A Teabing se le iluminaron los ojos cuando se acercó a la librería que había en el otro lado de la sala.

—Robert, ¿serías tan amable? En el estante de abajo. La Storia di Leonardo.

Langdon se fue hasta la librería, cogió el libro y lo dejó en la mesa. Teabing lo abrió, mostrándoselo a Sophie, y le señaló algunas de las citas de la solapa.

—«De las polémicas y las especulaciones de los cuadernos de Leonardo» —leyó sir Leigh—. Creo que este punto le resultará interesante para lo que estamos hablando.

Sophie leyó lo que seguía.

«Muchos han comerciado con ilusiones y falsos milagros, engañando a la estúpida multitud».

LEONARDO DA VINCI

—Y aquí tiene otra —insistió Teabing señalando la solapa.

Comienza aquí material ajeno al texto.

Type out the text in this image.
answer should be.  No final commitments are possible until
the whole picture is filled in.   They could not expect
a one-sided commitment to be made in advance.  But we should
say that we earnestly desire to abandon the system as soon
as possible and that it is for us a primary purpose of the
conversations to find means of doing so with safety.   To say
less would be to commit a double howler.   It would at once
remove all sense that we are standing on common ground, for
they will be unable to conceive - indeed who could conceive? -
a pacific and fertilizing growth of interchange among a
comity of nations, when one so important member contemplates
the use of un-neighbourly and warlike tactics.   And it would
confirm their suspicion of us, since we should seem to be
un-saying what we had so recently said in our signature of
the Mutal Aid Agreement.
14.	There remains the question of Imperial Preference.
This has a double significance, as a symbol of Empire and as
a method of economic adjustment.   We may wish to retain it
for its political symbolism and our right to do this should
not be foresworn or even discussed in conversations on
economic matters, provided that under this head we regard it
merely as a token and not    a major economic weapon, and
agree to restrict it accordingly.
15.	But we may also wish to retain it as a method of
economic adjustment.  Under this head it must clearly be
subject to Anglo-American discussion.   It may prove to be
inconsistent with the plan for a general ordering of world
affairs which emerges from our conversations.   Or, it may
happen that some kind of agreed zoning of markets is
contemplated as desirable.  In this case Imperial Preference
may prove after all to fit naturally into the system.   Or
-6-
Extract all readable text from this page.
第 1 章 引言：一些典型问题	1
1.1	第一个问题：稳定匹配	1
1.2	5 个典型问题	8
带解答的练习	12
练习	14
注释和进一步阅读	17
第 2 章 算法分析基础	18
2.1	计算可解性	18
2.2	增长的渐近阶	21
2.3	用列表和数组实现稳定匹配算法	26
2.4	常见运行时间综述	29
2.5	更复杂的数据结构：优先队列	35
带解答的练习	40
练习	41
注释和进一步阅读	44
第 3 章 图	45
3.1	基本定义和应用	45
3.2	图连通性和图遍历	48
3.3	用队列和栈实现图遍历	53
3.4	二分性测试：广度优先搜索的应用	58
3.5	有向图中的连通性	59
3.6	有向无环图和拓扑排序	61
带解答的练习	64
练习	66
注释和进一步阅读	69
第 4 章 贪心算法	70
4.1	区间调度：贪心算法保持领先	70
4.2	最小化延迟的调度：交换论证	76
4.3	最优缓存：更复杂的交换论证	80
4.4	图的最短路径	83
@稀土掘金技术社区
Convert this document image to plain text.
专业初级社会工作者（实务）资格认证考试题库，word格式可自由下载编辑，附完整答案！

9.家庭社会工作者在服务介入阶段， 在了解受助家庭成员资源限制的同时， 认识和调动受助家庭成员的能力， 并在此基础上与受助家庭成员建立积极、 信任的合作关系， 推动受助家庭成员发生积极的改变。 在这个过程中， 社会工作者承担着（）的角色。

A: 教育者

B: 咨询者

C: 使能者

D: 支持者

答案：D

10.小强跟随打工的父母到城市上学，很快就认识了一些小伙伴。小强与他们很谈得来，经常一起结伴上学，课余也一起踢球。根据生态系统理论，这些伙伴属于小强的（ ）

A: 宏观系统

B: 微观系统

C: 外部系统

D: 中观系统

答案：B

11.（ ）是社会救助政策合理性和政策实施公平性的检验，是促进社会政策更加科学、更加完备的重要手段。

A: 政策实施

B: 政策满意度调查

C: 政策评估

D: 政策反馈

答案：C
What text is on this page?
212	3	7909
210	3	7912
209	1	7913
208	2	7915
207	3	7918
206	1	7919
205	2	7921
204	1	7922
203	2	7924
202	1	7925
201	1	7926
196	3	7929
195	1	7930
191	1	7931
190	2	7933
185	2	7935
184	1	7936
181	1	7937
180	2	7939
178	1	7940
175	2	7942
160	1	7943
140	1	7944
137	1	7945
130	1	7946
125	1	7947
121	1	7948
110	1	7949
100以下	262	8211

«La cegadora ignorancia nos confunde. ¡Oh, Miserables mortales, abrid los ojos!».

LEONARDO DA VINCI

Sophie sintió un ligero escalofrío.

—¿Leonardo da Vinci se refiere a la Biblia?

Teabing asintió.

—Las opiniones de Leonardo sobre la Biblia están en relación directa con el Santo Grial. En realidad, él pintó el verdadero Grial, que le voy a enseñar enseguida, pero primero debemos hablar de la Biblia. —Sonrió—. Todo lo que le hace falta saber sobre ese libro puede resumirse con las palabras del gran doctor en derecho canónico Martyn Percy. —Teabing carraspeó antes de proseguir—: «La Biblia no nos llegó impuesta desde el cielo».

—¿Cómo dice?

—La Biblia es un producto del hombre, querida. No de Dios. La Biblia no nos cayó de las nubes. Fue el hombre quien la creó para dejar constancia histórica de unos tiempos tumultuosos, y ha evolucionado a partir de innumerables traducciones, adiciones y revisiones. La historia no ha contado nunca con una versión definitiva del libro.

—Le sigo.

—Jesús fue una figura histórica de inmensa influencia, tal vez el líder más enigmático e inspirador que ha tenido nunca la humanidad. En tanto que encarnación mesiánica de las profecías, Jesús derrocó a reyes, inspiró a millones de personas y fundó nuevas filosofías. Como descendiente de las familias del rey Salomón y el rey David, Jesús estaba legitimado para reclamar el trono del monarca de los judíos. Es comprensible que miles de seguidores de su tierra quisieran dejar constancia escrita de su vida. —Teabing se detuvo para darle un sorbo al té y dejó la taza en la repisa de la chimenea—. Para la elaboración del Nuevo Testamento se tuvieron en cuenta más de ochenta evangelios, pero sólo unos acabaron incluyéndose, entre los que estaban los de Mateo, Marcos, Lucas y Juan.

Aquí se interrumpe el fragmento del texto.